One of the key things the designers wanted to get right with Pegasus was its range and endurance, and to be honest, the stats are quite impressive. We’re talking up to 900 kilometers on a single set of batteries, with a year of operation following delivery to the surface. Top speed isn’t exactly rocket science (15 kilometers per hour), but traveling any faster on the moon would be disastrous. The surface is loose, with craters and slopes everywhere, and the Pegasus has been engineered to manage it all, thanks to some excellent engineering input from General Motors.
The power comes from exceptionally powerful battery packs based on General Motors’ production electric vehicle technology. They can provide the long-term dependability and fault tolerance required for months of operation in a vacuum, as well as in conditions that would be harsh even on Earth.
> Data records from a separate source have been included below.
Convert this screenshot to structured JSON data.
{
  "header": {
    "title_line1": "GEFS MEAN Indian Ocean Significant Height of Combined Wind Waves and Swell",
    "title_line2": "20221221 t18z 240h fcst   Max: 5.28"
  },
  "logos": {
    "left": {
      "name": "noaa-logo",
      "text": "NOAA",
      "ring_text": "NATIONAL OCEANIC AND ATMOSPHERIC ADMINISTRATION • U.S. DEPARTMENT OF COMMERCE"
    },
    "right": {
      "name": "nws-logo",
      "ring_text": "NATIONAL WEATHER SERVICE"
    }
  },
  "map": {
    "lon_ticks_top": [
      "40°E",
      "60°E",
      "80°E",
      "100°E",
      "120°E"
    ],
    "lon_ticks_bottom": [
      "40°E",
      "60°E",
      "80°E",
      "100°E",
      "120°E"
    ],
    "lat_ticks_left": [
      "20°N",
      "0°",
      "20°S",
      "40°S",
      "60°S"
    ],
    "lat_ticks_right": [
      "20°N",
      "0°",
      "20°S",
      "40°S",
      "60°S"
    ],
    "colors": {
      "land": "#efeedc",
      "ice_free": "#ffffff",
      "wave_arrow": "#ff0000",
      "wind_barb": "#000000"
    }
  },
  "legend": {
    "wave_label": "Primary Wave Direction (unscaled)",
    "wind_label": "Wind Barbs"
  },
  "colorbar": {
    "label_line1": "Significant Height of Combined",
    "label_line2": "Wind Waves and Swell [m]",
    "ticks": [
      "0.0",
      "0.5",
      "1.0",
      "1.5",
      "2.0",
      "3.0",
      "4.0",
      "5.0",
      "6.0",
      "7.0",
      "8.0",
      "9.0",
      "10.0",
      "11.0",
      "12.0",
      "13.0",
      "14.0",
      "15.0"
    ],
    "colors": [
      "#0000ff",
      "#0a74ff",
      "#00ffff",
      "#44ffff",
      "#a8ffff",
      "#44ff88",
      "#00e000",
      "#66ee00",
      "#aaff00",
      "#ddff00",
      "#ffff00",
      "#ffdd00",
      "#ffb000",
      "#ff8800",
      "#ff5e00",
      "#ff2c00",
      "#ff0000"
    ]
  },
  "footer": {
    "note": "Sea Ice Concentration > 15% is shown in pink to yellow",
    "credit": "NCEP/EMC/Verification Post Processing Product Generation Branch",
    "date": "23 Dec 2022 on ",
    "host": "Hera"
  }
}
While GM isn’t the only partner who has contributed; Goodyear donated specialty tires designed for the moon’s unique conditions, and Leidos added some muscle with their systems engineering expertise.
So, how does all of this translate into practice? It indicates that the Pegasus can be driven directly from the seat by an astronaut or navigate autonomously across known terrain utilizing onboard technologies. If it isn’t enough, Earth-based teams can take over the rover in real time if needed. This is the type of versatility that will make all the difference whether doing science or construction on the moon.

Thermal regulation is critical when working at the South Pole. Plus, a system that automatically regulates temperature levels throughout the rover at all times, protecting batteries, electronics, and mechanical components wherever temperatures range from a scorching 250 degrees Fahrenheit on the surface to icy lows of -410 degrees Fahrenheit in those shadowed craters. It does all of this independently of whether the rover is carrying a crew or is merely winging it, allowing astronauts to concentrate on other tasks rather than worrying about it.
It was all developed very systematically, building on past successes. Remember the Mobile Autonomous Prospecting Platform and Explorer-class rovers that Lunar Outpost once employed? They used their abilities to create a number of full-scale models of the Eagle design, conduct several test simulations, and even subject the crew to human-in-the-loop testing. After that, they scaled back the design to meet the Pegasus project’s mass and volume limits while retaining all performance goals, and the next step is to provide a flight-ready version to NASA by November 2027.

When the Eagle rover lands on the Moon, it will already have a lot on its plate; the crew will be able to use it to look for water ice in permanently shadowed areas, prepare some locations for future base elements, conduct science experiments, transfer equipment, and so on. Pegasus is more than a one-trick pony; it can perform crewed driving, teleoperation, and autonomy all at once, which is highly beneficial when mission needs change on a dime. With livestreaming capability from the lunar surface, anyone can now join in on the fun and get a front-row seat to the action.